The square of the sum of two numbers is 144, and the sum of their squares is 80. Find the number

1 answer

Let's assume the two numbers are x and y. We are given two pieces of information:

1) The square of the sum of the two numbers is 144: (x + y)^2 = 144
Expanding this equation, we get x^2 + 2xy + y^2 = 144.

2) The sum of their squares is 80: x^2 + y^2 = 80.
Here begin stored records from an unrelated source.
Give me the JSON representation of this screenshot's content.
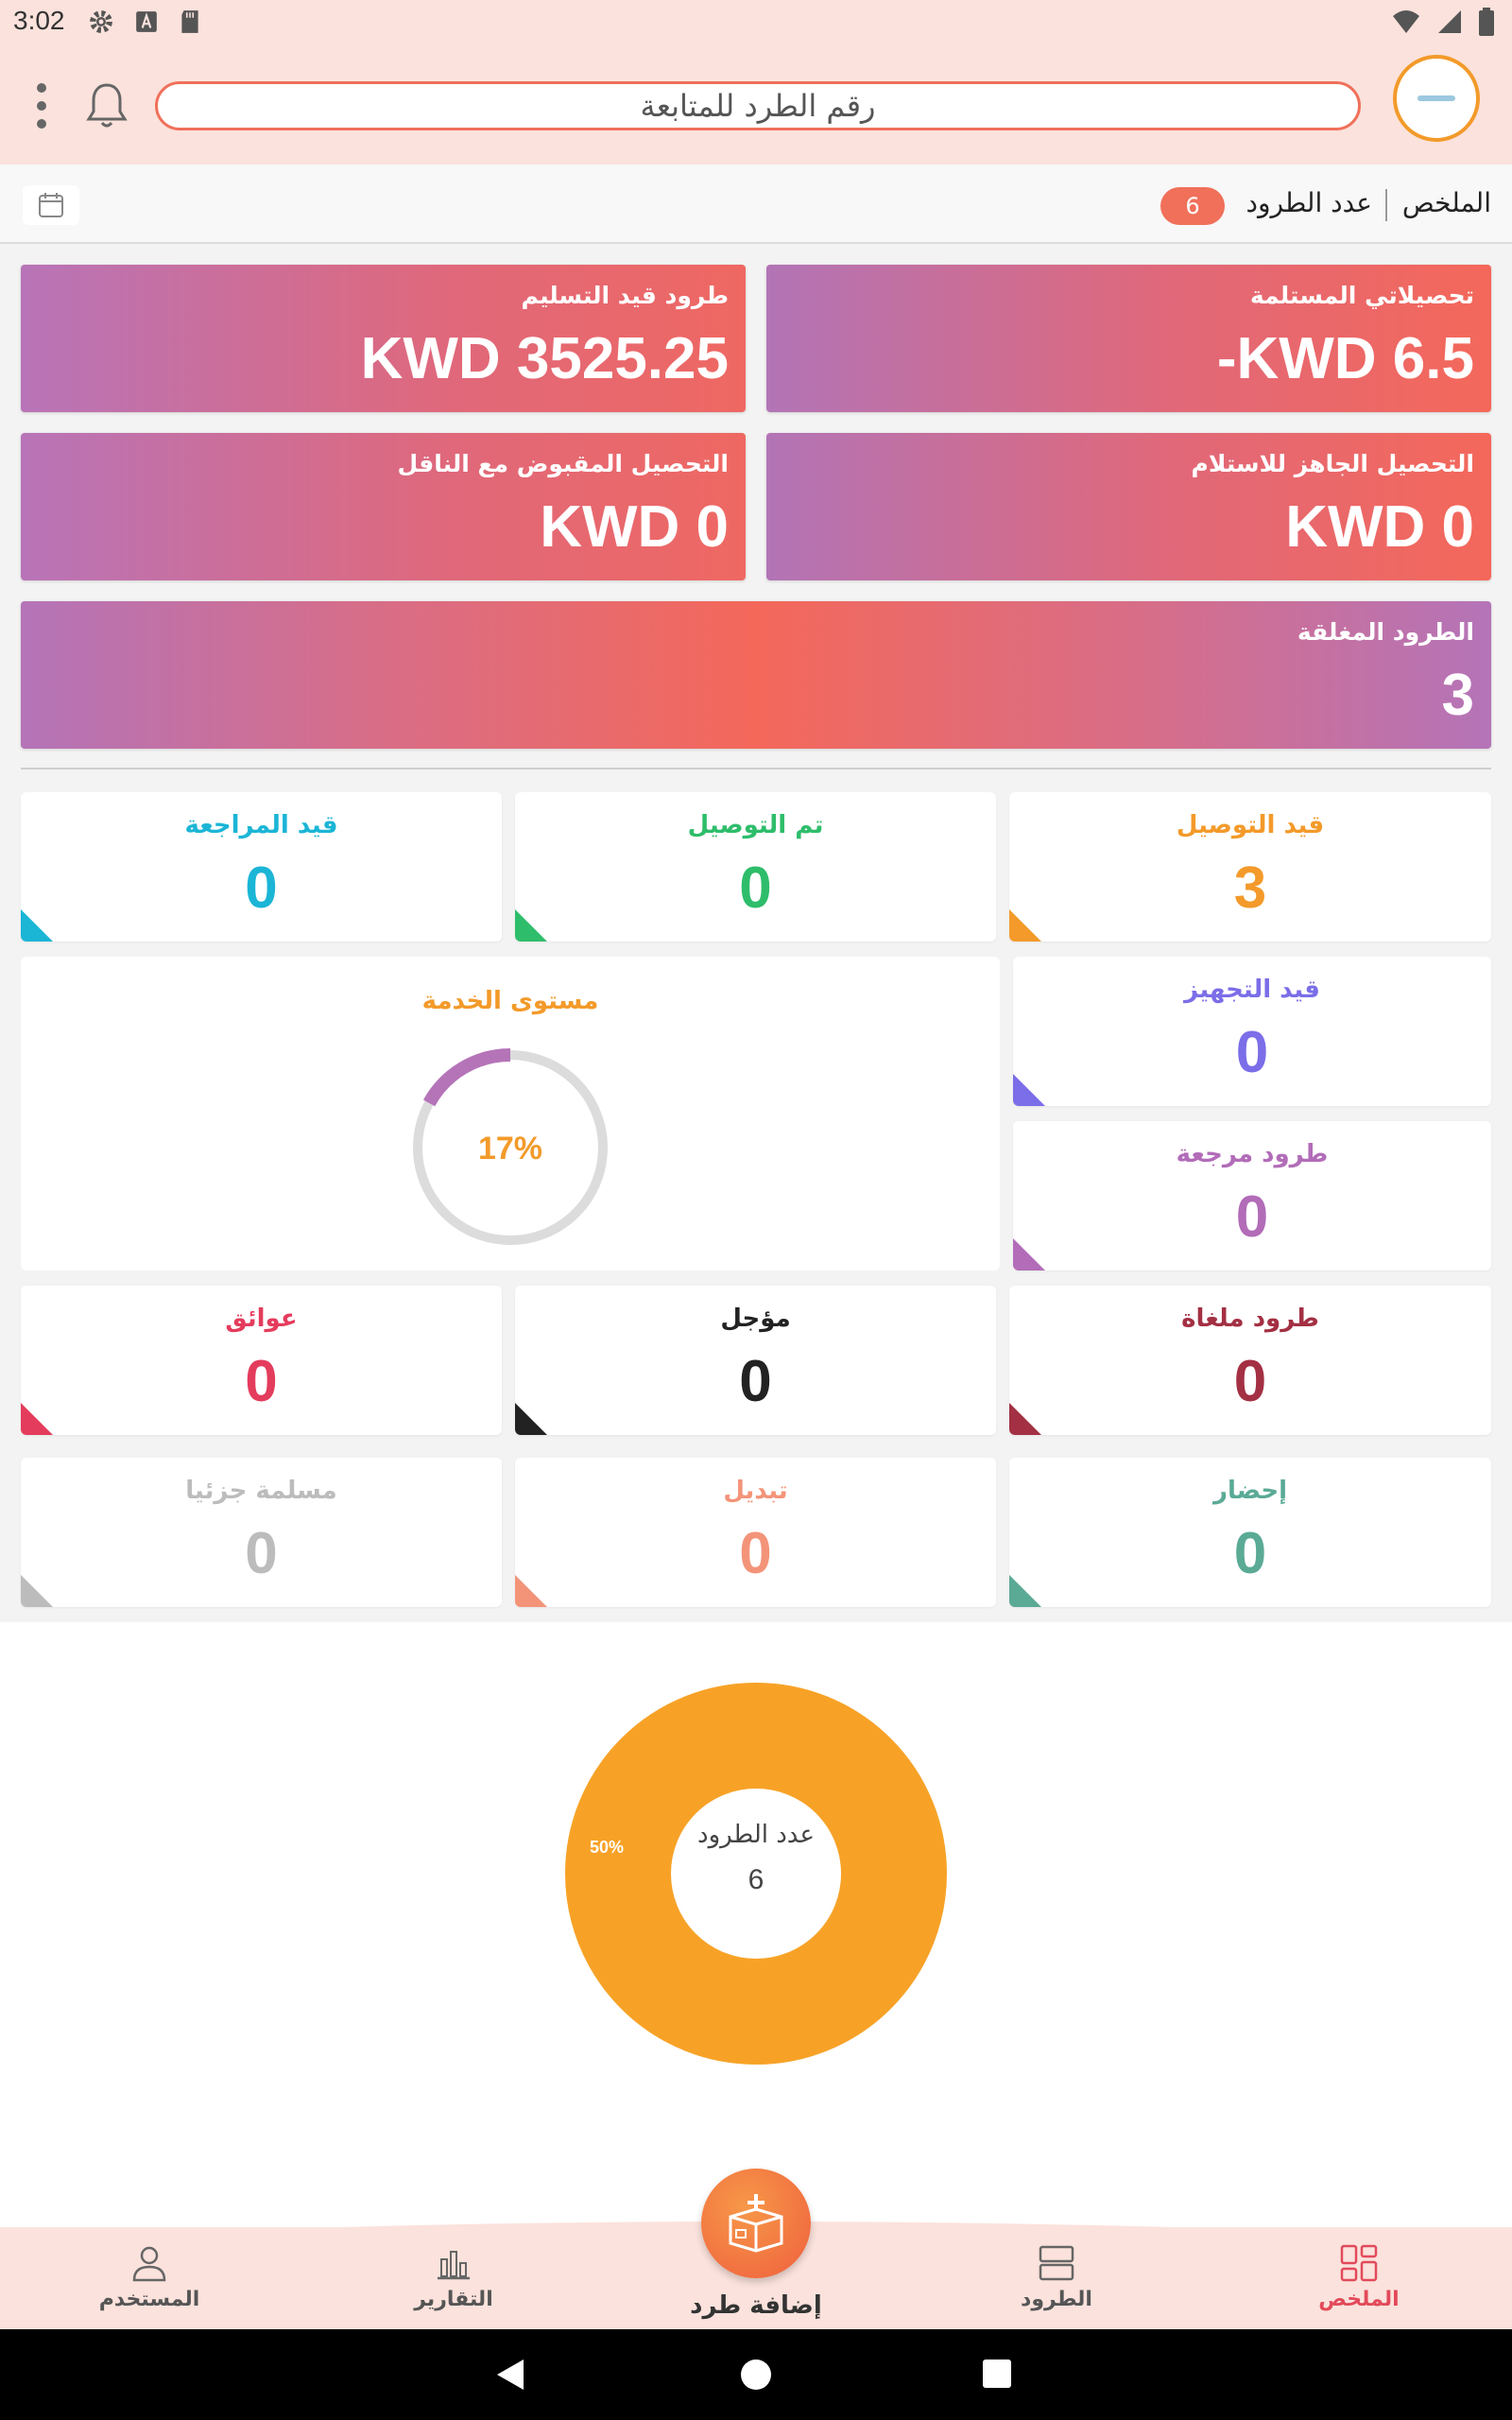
{
  "status_bar": {
    "time": "3:02",
    "icons_left": [
      "gear-icon",
      "text-a-icon",
      "sd-card-icon"
    ],
    "icons_right": [
      "wifi-icon",
      "signal-icon",
      "battery-icon"
    ]
  },
  "top_bar": {
    "search_placeholder": "رقم الطرد للمتابعة",
    "icons": [
      "menu-dots-icon",
      "bell-icon",
      "avatar"
    ]
  },
  "summary": {
    "title": "الملخص",
    "parcel_count_label": "عدد الطرود",
    "parcel_count": "6"
  },
  "finance_cards": [
    {
      "label": "تحصيلاتي المستلمة",
      "value": "-KWD 6.5"
    },
    {
      "label": "طرود قيد التسليم",
      "value": "KWD 3525.25"
    },
    {
      "label": "التحصيل الجاهز للاستلام",
      "value": "KWD 0"
    },
    {
      "label": "التحصيل المقبوض مع الناقل",
      "value": "KWD 0"
    },
    {
      "label": "الطرود المغلقة",
      "value": "3"
    }
  ],
  "stats": {
    "in_delivery": {
      "label": "قيد التوصيل",
      "value": "3",
      "color": "#f39a2a"
    },
    "delivered": {
      "label": "تم التوصيل",
      "value": "0",
      "color": "#2ebd6b"
    },
    "under_review": {
      "label": "قيد المراجعة",
      "value": "0",
      "color": "#1bb5d6"
    },
    "preparing": {
      "label": "قيد التجهيز",
      "value": "0",
      "color": "#7b6ee8"
    },
    "returned": {
      "label": "طرود مرجعة",
      "value": "0",
      "color": "#b26cb8"
    },
    "cancelled": {
      "label": "طرود ملغاة",
      "value": "0",
      "color": "#a33043"
    },
    "postponed": {
      "label": "مؤجل",
      "value": "0",
      "color": "#222222"
    },
    "obstacles": {
      "label": "عوائق",
      "value": "0",
      "color": "#e43c5c"
    },
    "pickup": {
      "label": "إحضار",
      "value": "0",
      "color": "#5aaa96"
    },
    "exchange": {
      "label": "تبديل",
      "value": "0",
      "color": "#f39479"
    },
    "partially_delivered": {
      "label": "مسلمة جزئيا",
      "value": "0",
      "color": "#bcbcbc"
    }
  },
  "service_level": {
    "title": "مستوى الخدمة",
    "value": "17%",
    "fraction": 0.17,
    "ring_color": "#b574b8",
    "track_color": "#dcdcdc"
  },
  "donut": {
    "center_label": "عدد الطرود",
    "center_value": "6",
    "slice_label": "50%",
    "color": "#f7a227"
  },
  "bottom_nav": {
    "summary": "الملخص",
    "parcels": "الطرود",
    "add_parcel": "إضافة طرد",
    "reports": "التقارير",
    "user": "المستخدم"
  }
}
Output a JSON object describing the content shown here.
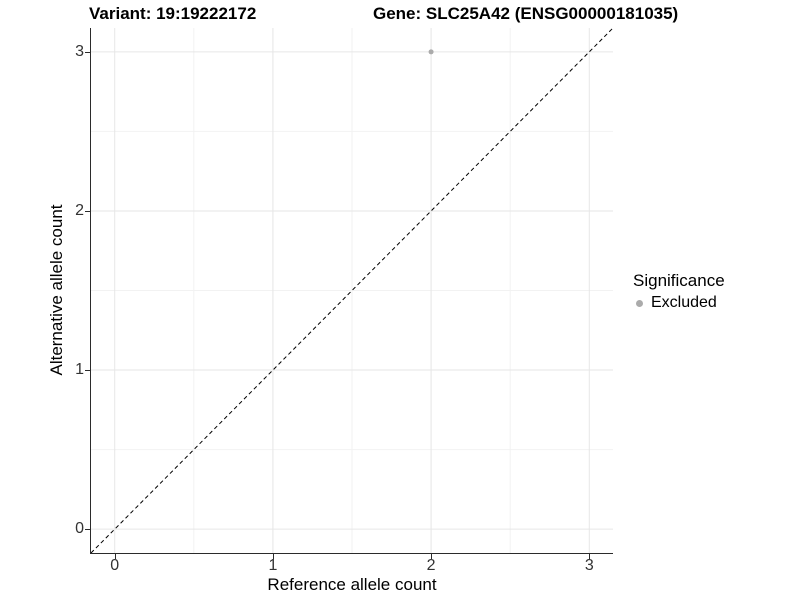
{
  "figure": {
    "titles": {
      "variant": "Variant: 19:19222172",
      "gene": "Gene: SLC25A42 (ENSG00000181035)"
    }
  },
  "legend": {
    "title": "Significance",
    "items": [
      {
        "label": "Excluded",
        "color": "#ababab"
      }
    ]
  },
  "chart_data": {
    "type": "scatter",
    "title": "Variant: 19:19222172 | Gene: SLC25A42 (ENSG00000181035)",
    "xlabel": "Reference allele count",
    "ylabel": "Alternative allele count",
    "xlim": [
      -0.15,
      3.15
    ],
    "ylim": [
      -0.15,
      3.15
    ],
    "xticks": [
      0,
      1,
      2,
      3
    ],
    "xtick_labels": [
      "0",
      "1",
      "2",
      "3"
    ],
    "yticks": [
      0,
      1,
      2,
      3
    ],
    "ytick_labels": [
      "0",
      "1",
      "2",
      "3"
    ],
    "minor_xticks": [
      0.5,
      1.5,
      2.5
    ],
    "minor_yticks": [
      0.5,
      1.5,
      2.5
    ],
    "grid": "on",
    "legend_position": "right",
    "series": [
      {
        "name": "Excluded",
        "color": "#ababab",
        "points": [
          {
            "x": 2,
            "y": 3
          }
        ]
      }
    ],
    "reference_line": {
      "slope": 1,
      "intercept": 0,
      "style": "dashed",
      "color": "#000000"
    }
  },
  "style": {
    "grid_major_color": "#e6e6e6",
    "grid_minor_color": "#f2f2f2",
    "axis_color": "#2b2b2b",
    "point_radius": 2.5,
    "ref_line_dash": "4 3"
  }
}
We can solve this system of equations by subtracting equation 2 from equation 1 to eliminate the y^2 term:

x^2 + 2xy + y^2 - (x^2 + y^2) = 144 - 80
2xy = 64
xy = 32

Now let's use this value of xy in either equation 1 or equation 2 to find the values of x and y.

Let's use equation 2:
x^2 + y^2 = 80
x^2 + (32/x)^2 = 80
Rearranging this equation, we get x^4 - 80x^2 + 1024 = 0.

We can factor this equation as (x^2 - 64)(x^2 - 16) = 0.

This gives us two equations:

1) x^2 - 64 = 0
x^2 = 64
x = ±8

2) x^2 - 16 = 0
x^2 = 16
x = ±4

So the numbers are x = 8, y = 4 or x = -8, y = -4.